• Identität als Deutscher im Ausland

    February 19 in Brazil ⋅ ⛅ 21 °C

    Es schmeichelt sicher manchem in einigen Ländern als Deutscher erkannt zu werden. Mir ist es eher unangenehm. So viel Vorschußloorbeeren, nur weil man da geboren ist.
    Wahrscheinlich ist es das gleiche Gefühl wie das eines BRD-Bürgers in der DDR.
    Natürlich hat in D viel vorbildhafte Entwicklung stattgefunden. Aber es ist nicht alles Gold was glänzt und die Überhöhung im Ausland hat Folgen.
    Und bei so manchem Deutschen auch. So hatte ich Kollegen, die sich regelrecht in dem Wohlstandsgefühl suhlten, wenn in Übersee die Getränke an den Strand gebracht wurden.

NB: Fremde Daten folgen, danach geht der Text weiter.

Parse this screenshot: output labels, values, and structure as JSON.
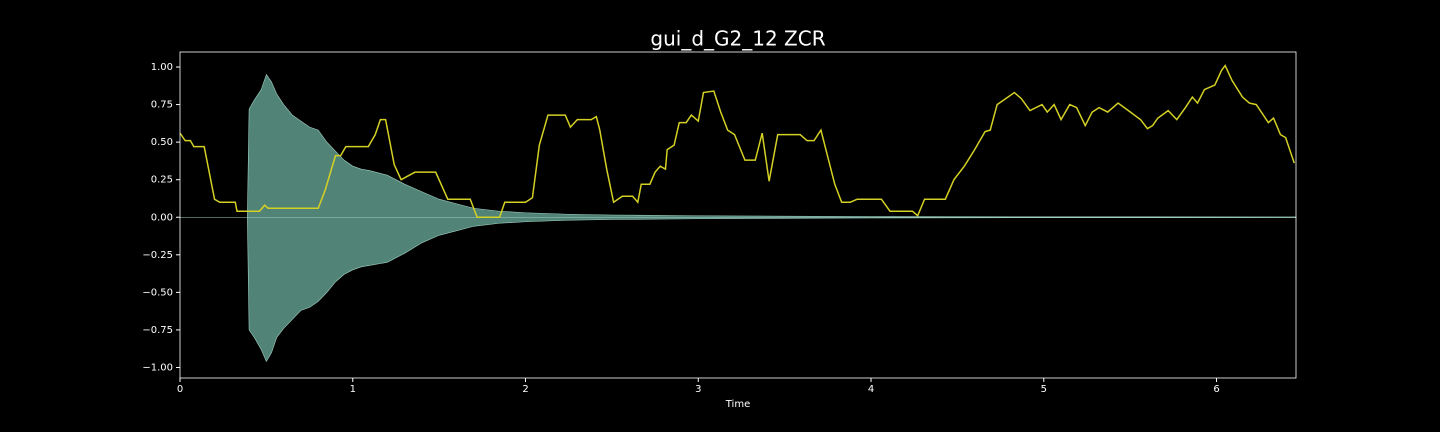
{
  "chart_data": {
    "type": "line",
    "title": "gui_d_G2_12 ZCR",
    "xlabel": "Time",
    "xlim": [
      0,
      6.46
    ],
    "ylim": [
      -1.07,
      1.1
    ],
    "xticks": [
      0,
      1,
      2,
      3,
      4,
      5,
      6
    ],
    "yticks": [
      {
        "value": -1,
        "label": "−1.00"
      },
      {
        "value": -0.75,
        "label": "−0.75"
      },
      {
        "value": -0.5,
        "label": "−0.50"
      },
      {
        "value": -0.25,
        "label": "−0.25"
      },
      {
        "value": 0,
        "label": "0.00"
      },
      {
        "value": 0.25,
        "label": "0.25"
      },
      {
        "value": 0.5,
        "label": "0.50"
      },
      {
        "value": 0.75,
        "label": "0.75"
      },
      {
        "value": 1,
        "label": "1.00"
      }
    ],
    "series": [
      {
        "color": "#5f9a8c",
        "x": [
          0,
          0.39,
          0.4,
          0.43,
          0.47,
          0.5,
          0.53,
          0.56,
          0.6,
          0.65,
          0.7,
          0.75,
          0.8,
          0.85,
          0.9,
          0.95,
          1.0,
          1.05,
          1.1,
          1.2,
          1.3,
          1.4,
          1.5,
          1.6,
          1.7,
          1.85,
          2.0,
          2.25,
          2.5,
          3.0,
          3.5,
          4.0,
          5.0,
          6.46
        ],
        "values": [
          0,
          0,
          0.72,
          0.78,
          0.85,
          0.95,
          0.9,
          0.82,
          0.75,
          0.68,
          0.64,
          0.6,
          0.58,
          0.5,
          0.44,
          0.38,
          0.34,
          0.32,
          0.31,
          0.28,
          0.22,
          0.17,
          0.12,
          0.09,
          0.06,
          0.04,
          0.03,
          0.02,
          0.015,
          0.01,
          0.007,
          0.005,
          0.003,
          0.002
        ],
        "lower": [
          0,
          0,
          -0.75,
          -0.8,
          -0.88,
          -0.96,
          -0.9,
          -0.8,
          -0.74,
          -0.68,
          -0.62,
          -0.6,
          -0.56,
          -0.5,
          -0.43,
          -0.38,
          -0.35,
          -0.33,
          -0.32,
          -0.3,
          -0.24,
          -0.17,
          -0.12,
          -0.09,
          -0.06,
          -0.04,
          -0.03,
          -0.02,
          -0.015,
          -0.01,
          -0.007,
          -0.005,
          -0.003,
          -0.002
        ]
      },
      {
        "color": "#d4d024",
        "x": [
          0,
          0.03,
          0.06,
          0.08,
          0.14,
          0.2,
          0.23,
          0.32,
          0.33,
          0.46,
          0.49,
          0.51,
          0.8,
          0.84,
          0.9,
          0.93,
          0.96,
          1.09,
          1.13,
          1.16,
          1.19,
          1.24,
          1.28,
          1.36,
          1.48,
          1.55,
          1.68,
          1.72,
          1.85,
          1.88,
          2.0,
          2.04,
          2.08,
          2.13,
          2.23,
          2.26,
          2.3,
          2.38,
          2.41,
          2.43,
          2.47,
          2.51,
          2.56,
          2.62,
          2.65,
          2.67,
          2.72,
          2.75,
          2.78,
          2.81,
          2.82,
          2.86,
          2.89,
          2.93,
          2.96,
          3.0,
          3.03,
          3.09,
          3.13,
          3.17,
          3.21,
          3.27,
          3.33,
          3.37,
          3.41,
          3.46,
          3.59,
          3.63,
          3.67,
          3.71,
          3.79,
          3.83,
          3.88,
          3.92,
          4.06,
          4.11,
          4.24,
          4.27,
          4.31,
          4.43,
          4.48,
          4.54,
          4.6,
          4.66,
          4.69,
          4.73,
          4.83,
          4.87,
          4.92,
          4.99,
          5.02,
          5.06,
          5.1,
          5.15,
          5.19,
          5.24,
          5.28,
          5.32,
          5.37,
          5.43,
          5.49,
          5.56,
          5.6,
          5.63,
          5.66,
          5.72,
          5.77,
          5.82,
          5.86,
          5.89,
          5.93,
          5.99,
          6.03,
          6.05,
          6.09,
          6.15,
          6.19,
          6.23,
          6.3,
          6.33,
          6.37,
          6.4,
          6.45
        ],
        "values": [
          0.56,
          0.51,
          0.51,
          0.47,
          0.47,
          0.12,
          0.1,
          0.1,
          0.04,
          0.04,
          0.08,
          0.06,
          0.06,
          0.18,
          0.41,
          0.41,
          0.47,
          0.47,
          0.55,
          0.65,
          0.65,
          0.35,
          0.25,
          0.3,
          0.3,
          0.12,
          0.12,
          0.0,
          0.0,
          0.1,
          0.1,
          0.13,
          0.48,
          0.68,
          0.68,
          0.6,
          0.65,
          0.65,
          0.67,
          0.58,
          0.32,
          0.1,
          0.14,
          0.14,
          0.1,
          0.22,
          0.22,
          0.3,
          0.34,
          0.32,
          0.45,
          0.48,
          0.63,
          0.63,
          0.68,
          0.64,
          0.83,
          0.84,
          0.7,
          0.58,
          0.55,
          0.38,
          0.38,
          0.56,
          0.24,
          0.55,
          0.55,
          0.51,
          0.51,
          0.58,
          0.22,
          0.1,
          0.1,
          0.12,
          0.12,
          0.04,
          0.04,
          0.01,
          0.12,
          0.12,
          0.25,
          0.34,
          0.45,
          0.57,
          0.58,
          0.75,
          0.83,
          0.79,
          0.71,
          0.75,
          0.7,
          0.75,
          0.65,
          0.75,
          0.73,
          0.61,
          0.7,
          0.73,
          0.7,
          0.76,
          0.71,
          0.65,
          0.59,
          0.61,
          0.66,
          0.71,
          0.65,
          0.73,
          0.8,
          0.76,
          0.85,
          0.88,
          0.98,
          1.01,
          0.91,
          0.8,
          0.76,
          0.75,
          0.63,
          0.66,
          0.55,
          0.53,
          0.36
        ]
      }
    ]
  }
}
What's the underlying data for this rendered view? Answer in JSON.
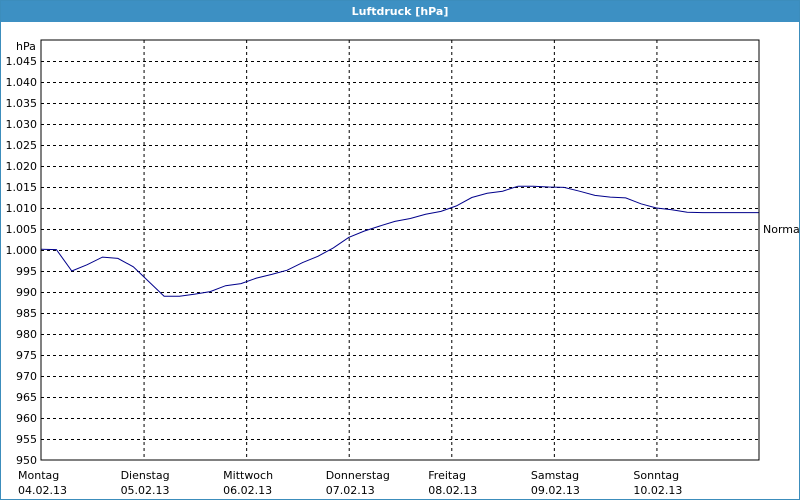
{
  "window": {
    "title": "Luftdruck [hPa]"
  },
  "colors": {
    "title_bar": "#3d90c3",
    "series": "#00008b",
    "grid": "#000000"
  },
  "chart_data": {
    "type": "line",
    "title": "Luftdruck [hPa]",
    "ylabel": "hPa",
    "xlabel": "",
    "ylim": [
      950,
      1050
    ],
    "xlim": [
      0,
      7
    ],
    "grid": true,
    "y_ticks": [
      "950",
      "955",
      "960",
      "965",
      "970",
      "975",
      "980",
      "985",
      "990",
      "995",
      "1.000",
      "1.005",
      "1.010",
      "1.015",
      "1.020",
      "1.025",
      "1.030",
      "1.035",
      "1.040",
      "1.045"
    ],
    "x_ticks": [
      {
        "day": "Montag",
        "date": "04.02.13"
      },
      {
        "day": "Dienstag",
        "date": "05.02.13"
      },
      {
        "day": "Mittwoch",
        "date": "06.02.13"
      },
      {
        "day": "Donnerstag",
        "date": "07.02.13"
      },
      {
        "day": "Freitag",
        "date": "08.02.13"
      },
      {
        "day": "Samstag",
        "date": "09.02.13"
      },
      {
        "day": "Sonntag",
        "date": "10.02.13"
      }
    ],
    "reference_label": "Normal",
    "reference_value": 1005,
    "series": [
      {
        "x": [
          0,
          0.15,
          0.3,
          0.45,
          0.6,
          0.75,
          0.9,
          1.05,
          1.2,
          1.35,
          1.5,
          1.65,
          1.8,
          1.95,
          2.1,
          2.25,
          2.4,
          2.55,
          2.7,
          2.85,
          3.0,
          3.15,
          3.3,
          3.45,
          3.6,
          3.75,
          3.9,
          4.05,
          4.2,
          4.35,
          4.5,
          4.65,
          4.8,
          4.95,
          5.1,
          5.25,
          5.4,
          5.55,
          5.7,
          5.85,
          6.0,
          6.15,
          6.3,
          6.45,
          6.6,
          6.75,
          6.9,
          7.0
        ],
        "values": [
          1000.2,
          1000.1,
          995.0,
          996.5,
          998.3,
          998.0,
          996.0,
          992.5,
          989.0,
          989.0,
          989.5,
          990.1,
          991.5,
          992.0,
          993.3,
          994.2,
          995.2,
          997.0,
          998.5,
          1000.5,
          1003.0,
          1004.5,
          1005.7,
          1006.8,
          1007.5,
          1008.5,
          1009.2,
          1010.5,
          1012.5,
          1013.5,
          1014.0,
          1015.2,
          1015.2,
          1015.0,
          1014.9,
          1014.0,
          1013.0,
          1012.6,
          1012.4,
          1011.0,
          1010.0,
          1009.6,
          1009.0,
          1008.9,
          1008.9,
          1008.9,
          1008.9,
          1008.9
        ]
      }
    ]
  }
}
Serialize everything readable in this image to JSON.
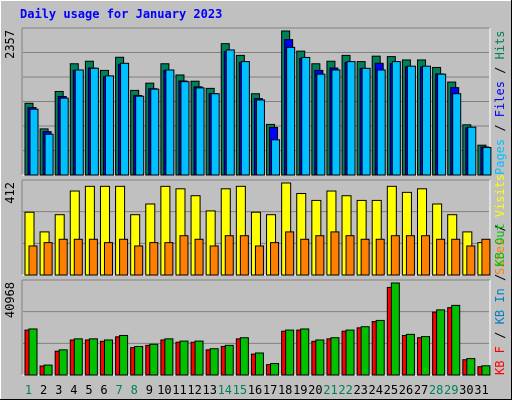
{
  "title": "Daily usage for January 2023",
  "colors": {
    "hits": "#00805c",
    "files": "#0000ff",
    "pages": "#00c0ff",
    "visits": "#ffff00",
    "sites": "#ff8000",
    "kb_in": "#0080c0",
    "kb_out": "#00c000",
    "kb_f": "#ff0000",
    "axis_day_weekday": "#000000",
    "axis_day_weekend": "#00805c"
  },
  "chart_data": [
    {
      "type": "bar",
      "title": "",
      "ylabel": "2357",
      "ymax": 2357,
      "legend": [
        {
          "label": "Hits",
          "color": "#00805c"
        },
        {
          "label": "Files",
          "color": "#0000ff"
        },
        {
          "label": "Pages",
          "color": "#00c0ff"
        }
      ],
      "categories": [
        "1",
        "2",
        "3",
        "4",
        "5",
        "6",
        "7",
        "8",
        "9",
        "10",
        "11",
        "12",
        "13",
        "14",
        "15",
        "16",
        "17",
        "18",
        "19",
        "20",
        "21",
        "22",
        "23",
        "24",
        "25",
        "26",
        "27",
        "28",
        "29",
        "30",
        "31"
      ],
      "series": [
        {
          "name": "Hits",
          "values": [
            1174,
            755,
            1367,
            1821,
            1862,
            1712,
            1927,
            1385,
            1503,
            1821,
            1637,
            1535,
            1418,
            2150,
            1958,
            1330,
            828,
            2357,
            2027,
            1821,
            1862,
            1958,
            1856,
            1945,
            1938,
            1883,
            1883,
            1760,
            1521,
            822,
            488
          ]
        },
        {
          "name": "Pages",
          "values": [
            1077,
            667,
            1258,
            1719,
            1747,
            1623,
            1828,
            1289,
            1405,
            1719,
            1528,
            1426,
            1330,
            2047,
            1856,
            1228,
            576,
            2089,
            1924,
            1650,
            1719,
            1856,
            1746,
            1719,
            1856,
            1781,
            1781,
            1650,
            1330,
            783,
            450
          ]
        }
      ]
    },
    {
      "type": "bar",
      "title": "",
      "ylabel": "412",
      "ymax": 412,
      "legend": [
        {
          "label": "Visits",
          "color": "#ffff00"
        },
        {
          "label": "Sites",
          "color": "#ff8000"
        }
      ],
      "categories": [
        "1",
        "2",
        "3",
        "4",
        "5",
        "6",
        "7",
        "8",
        "9",
        "10",
        "11",
        "12",
        "13",
        "14",
        "15",
        "16",
        "17",
        "18",
        "19",
        "20",
        "21",
        "22",
        "23",
        "24",
        "25",
        "26",
        "27",
        "28",
        "29",
        "30",
        "31"
      ],
      "series": [
        {
          "name": "Visits",
          "values": [
            281,
            193,
            270,
            376,
            397,
            397,
            397,
            270,
            318,
            397,
            386,
            355,
            287,
            386,
            397,
            281,
            270,
            412,
            365,
            334,
            376,
            355,
            334,
            334,
            397,
            370,
            386,
            318,
            270,
            193,
            145
          ]
        },
        {
          "name": "Sites",
          "values": [
            130,
            145,
            160,
            160,
            160,
            145,
            160,
            130,
            145,
            145,
            176,
            160,
            130,
            176,
            176,
            130,
            145,
            193,
            160,
            176,
            193,
            176,
            160,
            160,
            176,
            176,
            176,
            160,
            160,
            130,
            160
          ]
        }
      ]
    },
    {
      "type": "bar",
      "title": "",
      "ylabel": "40968",
      "ymax": 40968,
      "legend": [
        {
          "label": "KB F",
          "color": "#ff0000"
        },
        {
          "label": "KB In",
          "color": "#0080c0"
        },
        {
          "label": "KB Out",
          "color": "#00c000"
        }
      ],
      "categories": [
        "1",
        "2",
        "3",
        "4",
        "5",
        "6",
        "7",
        "8",
        "9",
        "10",
        "11",
        "12",
        "13",
        "14",
        "15",
        "16",
        "17",
        "18",
        "19",
        "20",
        "21",
        "22",
        "23",
        "24",
        "25",
        "26",
        "27",
        "28",
        "29",
        "30",
        "31"
      ],
      "series": [
        {
          "name": "KB F",
          "values": [
            20000,
            4000,
            10600,
            15600,
            15600,
            15000,
            17000,
            12200,
            13200,
            15600,
            14600,
            14600,
            11200,
            12700,
            16100,
            9300,
            4600,
            19500,
            20000,
            15000,
            16100,
            19500,
            21000,
            23800,
            39000,
            17600,
            16600,
            28000,
            30000,
            6800,
            3700
          ]
        },
        {
          "name": "KB Out",
          "values": [
            20500,
            4400,
            11200,
            16100,
            16100,
            15600,
            17600,
            12700,
            13700,
            16100,
            15100,
            15100,
            11700,
            13200,
            16600,
            9800,
            5100,
            20000,
            20500,
            15600,
            16600,
            20000,
            21500,
            24300,
            40968,
            18100,
            17100,
            29000,
            31000,
            7300,
            4100
          ]
        }
      ]
    }
  ]
}
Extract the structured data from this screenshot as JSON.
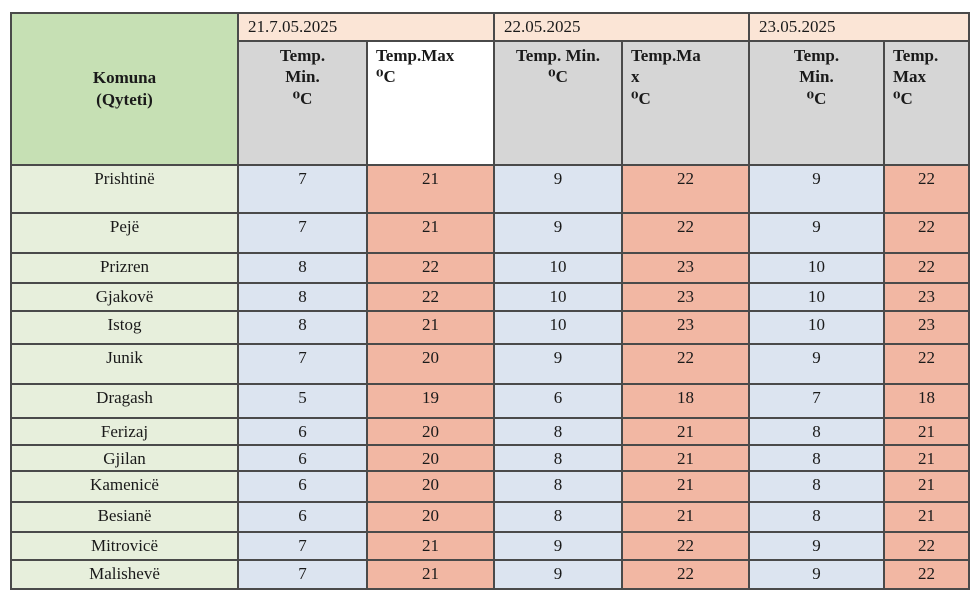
{
  "table": {
    "corner_header": "Komuna\n(Qyteti)",
    "date_groups": [
      {
        "label": "21.7.05.2025"
      },
      {
        "label": "22.05.2025"
      },
      {
        "label": "23.05.2025"
      }
    ],
    "columns": [
      {
        "label": "Temp.\nMin.\n⁰C",
        "align": "center",
        "white_bg": false
      },
      {
        "label": "Temp.Max\n⁰C",
        "align": "left",
        "white_bg": true
      },
      {
        "label": "Temp. Min.\n⁰C",
        "align": "center",
        "white_bg": false
      },
      {
        "label": "Temp.Ma\nx\n⁰C",
        "align": "left",
        "white_bg": false
      },
      {
        "label": "Temp.\nMin.\n⁰C",
        "align": "center",
        "white_bg": false
      },
      {
        "label": "Temp.\nMax\n⁰C",
        "align": "left",
        "white_bg": false
      }
    ],
    "rows": [
      {
        "city": "Prishtinë",
        "values": [
          7,
          21,
          9,
          22,
          9,
          22
        ]
      },
      {
        "city": "Pejë",
        "values": [
          7,
          21,
          9,
          22,
          9,
          22
        ]
      },
      {
        "city": "Prizren",
        "values": [
          8,
          22,
          10,
          23,
          10,
          22
        ]
      },
      {
        "city": "Gjakovë",
        "values": [
          8,
          22,
          10,
          23,
          10,
          23
        ]
      },
      {
        "city": "Istog",
        "values": [
          8,
          21,
          10,
          23,
          10,
          23
        ]
      },
      {
        "city": "Junik",
        "values": [
          7,
          20,
          9,
          22,
          9,
          22
        ]
      },
      {
        "city": "Dragash",
        "values": [
          5,
          19,
          6,
          18,
          7,
          18
        ]
      },
      {
        "city": "Ferizaj",
        "values": [
          6,
          20,
          8,
          21,
          8,
          21
        ]
      },
      {
        "city": "Gjilan",
        "values": [
          6,
          20,
          8,
          21,
          8,
          21
        ]
      },
      {
        "city": "Kamenicë",
        "values": [
          6,
          20,
          8,
          21,
          8,
          21
        ]
      },
      {
        "city": "Besianë",
        "values": [
          6,
          20,
          8,
          21,
          8,
          21
        ]
      },
      {
        "city": "Mitrovicë",
        "values": [
          7,
          21,
          9,
          22,
          9,
          22
        ]
      },
      {
        "city": "Malishevë",
        "values": [
          7,
          21,
          9,
          22,
          9,
          22
        ]
      }
    ]
  },
  "colors": {
    "corner_bg": "#c6e0b4",
    "date_bg": "#fbe5d6",
    "col_header_bg": "#d6d6d6",
    "col_header_white_bg": "#ffffff",
    "city_bg": "#e7efdc",
    "min_bg": "#dce4f0",
    "max_bg": "#f2b7a3",
    "border": "#4a4a4a",
    "text": "#1a1a1a"
  }
}
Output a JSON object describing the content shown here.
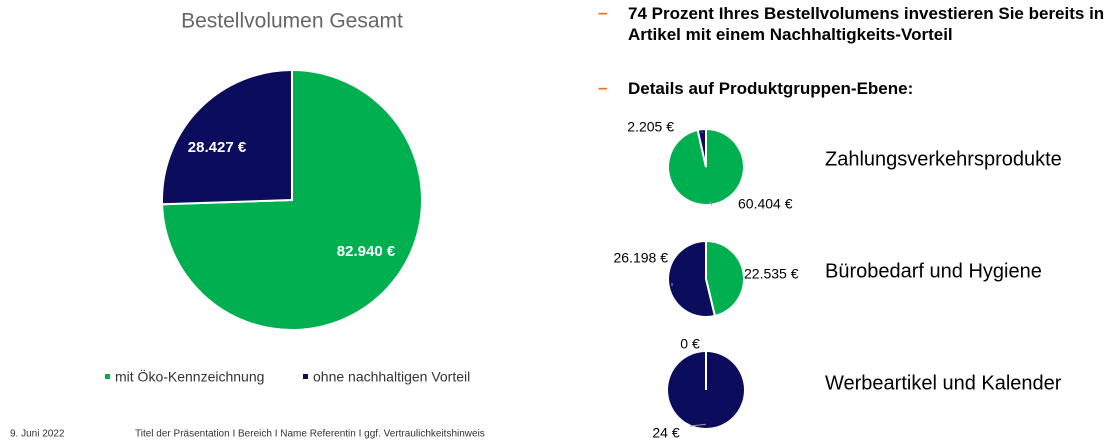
{
  "chart_data": [
    {
      "type": "pie",
      "title": "Bestellvolumen Gesamt",
      "categories": [
        "mit Öko-Kennzeichnung",
        "ohne nachhaltigen Vorteil"
      ],
      "values": [
        82940,
        28427
      ],
      "value_labels": [
        "82.940 €",
        "28.427 €"
      ],
      "colors": [
        "#00b050",
        "#0c0c5c"
      ],
      "legend": "bottom"
    },
    {
      "type": "pie",
      "title": "Zahlungsverkehrsprodukte",
      "values": [
        60404,
        2205
      ],
      "value_labels": [
        "60.404 €",
        "2.205 €"
      ],
      "colors": [
        "#00b050",
        "#0c0c5c"
      ]
    },
    {
      "type": "pie",
      "title": "Bürobedarf und Hygiene",
      "values": [
        22535,
        26198
      ],
      "value_labels": [
        "22.535 €",
        "26.198 €"
      ],
      "colors": [
        "#00b050",
        "#0c0c5c"
      ]
    },
    {
      "type": "pie",
      "title": "Werbeartikel und Kalender",
      "values": [
        0,
        24
      ],
      "value_labels": [
        "0 €",
        "24 €"
      ],
      "colors": [
        "#00b050",
        "#0c0c5c"
      ]
    }
  ],
  "bullets": [
    "74 Prozent Ihres Bestellvolumens investieren Sie bereits in Artikel mit einem Nachhaltigkeits-Vorteil",
    "Details auf Produktgruppen-Ebene:"
  ],
  "footer": {
    "date": "9. Juni 2022",
    "text": "Titel der Präsentation I Bereich I Name Referentin I ggf. Vertraulichkeitshinweis"
  }
}
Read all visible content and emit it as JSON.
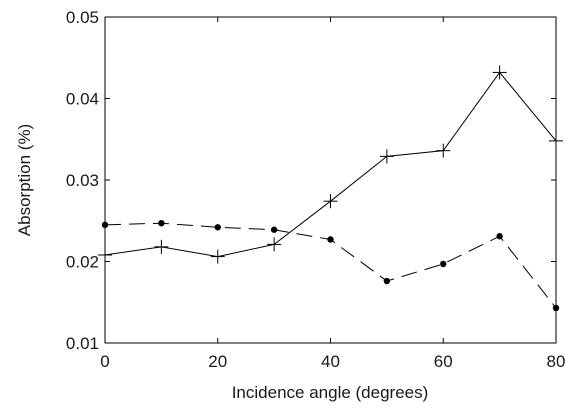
{
  "chart_data": {
    "type": "line",
    "title": "",
    "xlabel": "Incidence angle (degrees)",
    "ylabel": "Absorption (%)",
    "xlim": [
      0,
      80
    ],
    "ylim": [
      0.01,
      0.05
    ],
    "x_ticks": [
      "0",
      "20",
      "40",
      "60",
      "80"
    ],
    "y_ticks": [
      "0.01",
      "0.02",
      "0.03",
      "0.04",
      "0.05"
    ],
    "grid": false,
    "legend": "none",
    "x": [
      0,
      10,
      20,
      30,
      40,
      50,
      60,
      70,
      80
    ],
    "series": [
      {
        "marker": "plus",
        "line_style": "solid",
        "color": "#000000",
        "values": [
          0.0208,
          0.0218,
          0.0206,
          0.0221,
          0.0274,
          0.0329,
          0.0336,
          0.0432,
          0.0348
        ]
      },
      {
        "marker": "dot",
        "line_style": "dashed",
        "color": "#000000",
        "values": [
          0.0245,
          0.0247,
          0.0242,
          0.0239,
          0.0227,
          0.0176,
          0.0197,
          0.0231,
          0.0143
        ]
      }
    ]
  }
}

    Die Geschichte von Europa ist Südamerikanern fremd und umgedreht. Trotz Internet. Nur gezielte Informationssuche bringt einen weiter.
    Deutschland ist also bekannt durch Mercedes, Fussball, Schumacher, aber darüber hinaus wissen sie genauso wenig wie wir von der Halbinsel Valdes, Montevideo, Andenhochland und Patagonien. Das ist normal, denke ich, fällt aber erst unterwegs auf, wenn man mit den Leuten ins Gespräch kommt.
    oder ähnlich lt. Medien und die Sprachbarriere erzeugen Distanz zu dem zu bereisenden Land, …. Um es ggf. sogar abzulehnen.
    Yeah, speziell kann es schon unweit von zu hause sein. Was kann man tun?
    Torismusrouten nehmen. Offen, freundlich, selbstbewusst laufen und mit erklärender Gestik kommunizieren. Läuft schon.